# Dovetail tongue and groove bit set



## oldcowboy (Feb 25, 2012)

Hi, I am wanting to replace our kitchen countertops to upgrade the kitchen. I would like to build it out of 6/4 red oak. To give a really tight joint between pieces of lumber, I would like to use a dovetail tongue and groove joint to connect them. Is anyone aware of a router bit set to do this?


----------



## Quillman (Aug 16, 2010)

One cutter will cut both sexes of the joint. No need for a set.
However, if desired, the tenon can be cut with a larger cutter but with the same angle.


----------



## Mike (Nov 22, 2004)

Gene, this type of joint is called a sliding dovetail joint.


----------



## Roodog (Apr 10, 2013)

*answer to your query*

Hi Mike.
I have seen here in Australia just the router bit that you need, though I feel sure that it is available in North America somewhere.
I have a Triton router table and a few other Triton tools too. In their range they have a dovetail bit which would be perfect for your job. I feel certain that CARBATEC would have similar in their range.
Hope that helps.
Andrew Bauld


----------



## PRDarnell (Mar 21, 2012)

I've never used a router bit like that. However, I had a countertop that was pieced together with a joint that resembled one made with the Katana Glue Joint bit shown at the MLCS website. It held up for the 20 years I had it and it didn't come apart when I dismantled and replaced the counter. 

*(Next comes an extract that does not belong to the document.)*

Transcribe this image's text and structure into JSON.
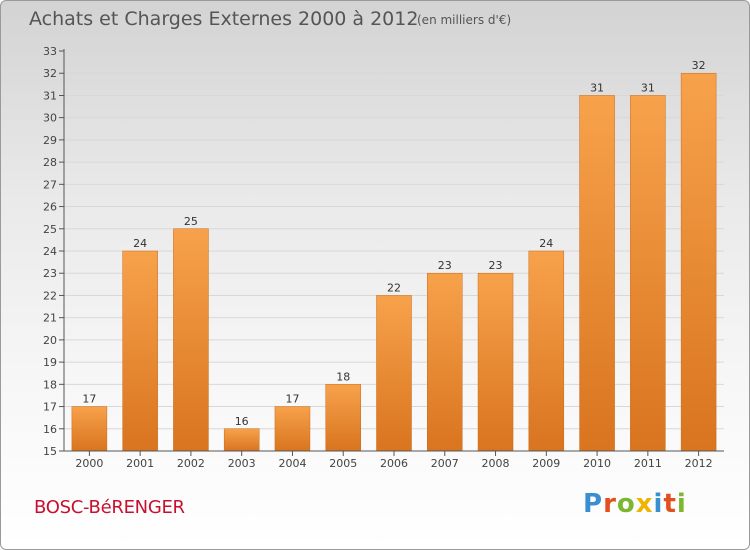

Disclaimer: When I did cut that kind of profile two times once I used a cutter head on my table saw (not a good experience) and a buddy's shaper the other time (much easier).


----------



## samurai (Aug 14, 2011)

you can use any dovetail bit to make this kind of joint.for female dovetail you can use handheld router and for male joint you can simply use any router table, but horizontal table would be more nice.
check out this video http://youtu.be/4H1XTY6Ehls


----------



## DesertRatTom (Jul 3, 2012)

Almost any supplier has this kind of bit. I think your problem with be the slight variations in thickness, warps, etc. that will raise or lower some as they go through your router, which will give you an uneven top which will require sanding or planing to level. Jointing and planing of oversized pieces would help. 3/4 stock from a big box store is sure to produce uneven results. it is never flat and straight.


----------



## oldcowboy (Feb 25, 2012)

Thanks for your assistance. I think I have the basic idea now and with some careful setup will be able to make the sliding dovetail joint to assemble the countertop.


----------